By Aryaman Bhatia, Science, and Tech editor, and by Ahmad Alsayouf, Science and Tech Staff Reporter
57 million tonnes, that’s how much the entire world has collected in 2021 alone, that’s heavier than the weight of the Great Wall of China. Now thinking that this isn’t a lot since there are more than a trillion tonnes of plastic, you’re wrong, the number of rare-earth metals and other liquids within these electronics does even more harm than plastic does.
About 20% of e-waste is recycled compared to the 2 million tonnes of it produced every year this also shows that e-waste is an overlooked competent within the environment and we need to start paying more attention to it.
Over the years, many toxic metals have been extracted from e-waste piles, such as Cadmium, copper, zinc, lead, chromium, americium, nickel, and thallium. For example, lead can remain in the soil for a great amount of time and can lead to serious health risks, including lead poisoning. Americium’s lifespan is about 432 years while cadmium’s lifespan is about 38 years. iPhones are made up of titanium, iron, aluminum, copper, nickel, and tin.
Titanium lasts about 20 years, while iron, copper, lead, and tin can survive for thousands of years. As previously stated, iPhones have multiple types of rare-earth metals, such as titanium, iron, copper, lead, and tin. When all these metals are combined into one phone, that phone can survive for thousands of years.
Several corporations and groups are attempting to battle the conflict between humanity and e-waste.
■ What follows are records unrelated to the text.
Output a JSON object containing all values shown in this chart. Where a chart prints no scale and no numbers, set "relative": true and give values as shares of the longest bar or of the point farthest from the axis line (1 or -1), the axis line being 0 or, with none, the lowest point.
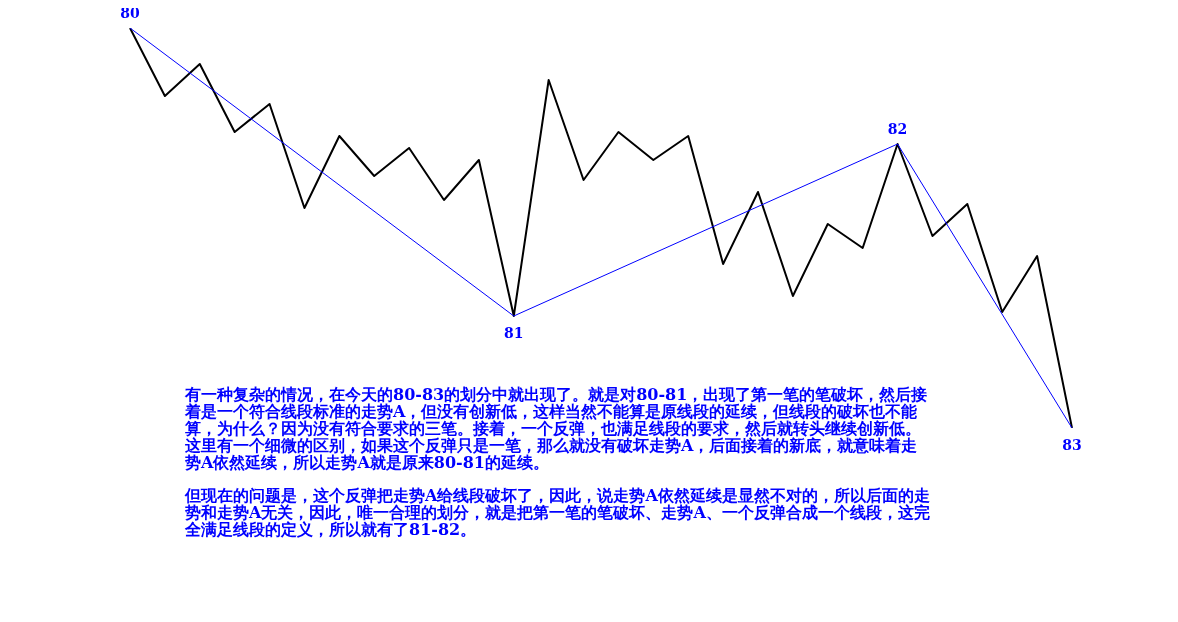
{
  "chart_data": {
    "type": "line",
    "relative": true,
    "categories": [
      null,
      null,
      null,
      null,
      null,
      null,
      null,
      null,
      null,
      null,
      null,
      null,
      null,
      null,
      null,
      null,
      null,
      null,
      null,
      null,
      null,
      null,
      null,
      null,
      null,
      null,
      null,
      null
    ],
    "series": [
      {
        "color": "#000000",
        "values": [
          1,
          0.83,
          0.91,
          0.74,
          0.81,
          0.55,
          0.73,
          0.63,
          0.7,
          0.57,
          0.67,
          0.28,
          0.87,
          0.62,
          0.74,
          0.67,
          0.73,
          0.41,
          0.59,
          0.33,
          0.51,
          0.45,
          0.71,
          0.48,
          0.56,
          0.29,
          0.43,
          0
        ]
      },
      {
        "color": "#0000ff",
        "values": [
          1,
          null,
          null,
          null,
          null,
          null,
          null,
          null,
          null,
          null,
          null,
          0.28,
          null,
          null,
          null,
          null,
          null,
          null,
          null,
          null,
          null,
          null,
          0.71,
          null,
          null,
          null,
          null,
          0
        ]
      }
    ],
    "annotations": [
      {
        "text": "80",
        "y": 1
      },
      {
        "text": "81",
        "y": 0.28
      },
      {
        "text": "82",
        "y": 0.71
      },
      {
        "text": "83",
        "y": 0
      },
      "有一种复杂的情况，在今天的80-83的划分中就出现了。就是对80-81，出现了第一笔的笔破坏，然后接着是一个符合线段标准的走势A，但没有创新低，这样当然不能算是原线段的延续，但线段的破坏也不能算，为什么？因为没有符合要求的三笔。接着，一个反弹，也满足线段的要求，然后就转头继续创新低。这里有一个细微的区别，如果这个反弹只是一笔，那么就没有破坏走势A，后面接着的新底，就意味着走势A依然延续，所以走势A就是原来80-81的延续。",
      "但现在的问题是，这个反弹把走势A给线段破坏了，因此，说走势A依然延续是显然不对的，所以后面的走势和走势A无关，因此，唯一合理的划分，就是把第一笔的笔破坏、走势A、一个反弹合成一个线段，这完全满足线段的定义，所以就有了81-82。"
    ],
    "marker": "none",
    "grid": false,
    "legend": false
  }
}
Of course, the UN is doing everything it can to battle this issue, but with a topic as broad as the environment and sustainability containing so many other topics and issues, e-waste is only a small part of the picture.
The most visible firm addressing this issue is the E-Waste Alliance, a global student-led group (EWA). EWA is tackling these difficulties by utilizing the next generation as a weapon, making the organization student-led, and having many students from all over the world, which allows them to acquire varied ideas from various viewpoints.
This group also raises awareness through their annual Global Summit event, which features speakers from the United Nations urging students to make a difference in their neighborhood.
Another well-known company is Apple, which uses recycled metal from landfills in their phones to create a more sustainable business model and more diversified prospects with other firms.
Furthermore, Apple can even benefit more from this as it allows them to make phones cheaper than their competitors as most of their internal metal comes from landslides. Their relationship between eco-friendly products and their production of phones allows our world to understand the true definition of the famous quote “Another man’s trash is another man’s treasure.”
With all of this information, it is possible to conclude that e-waste has a negative impact on the world, demonstrating that even technological pioneers such as Apple can’t help much with the inevitable demise of the human population and having so much E-waste in the world with the lasting effects that it has the potential to completely destroy our world unless we take action right now!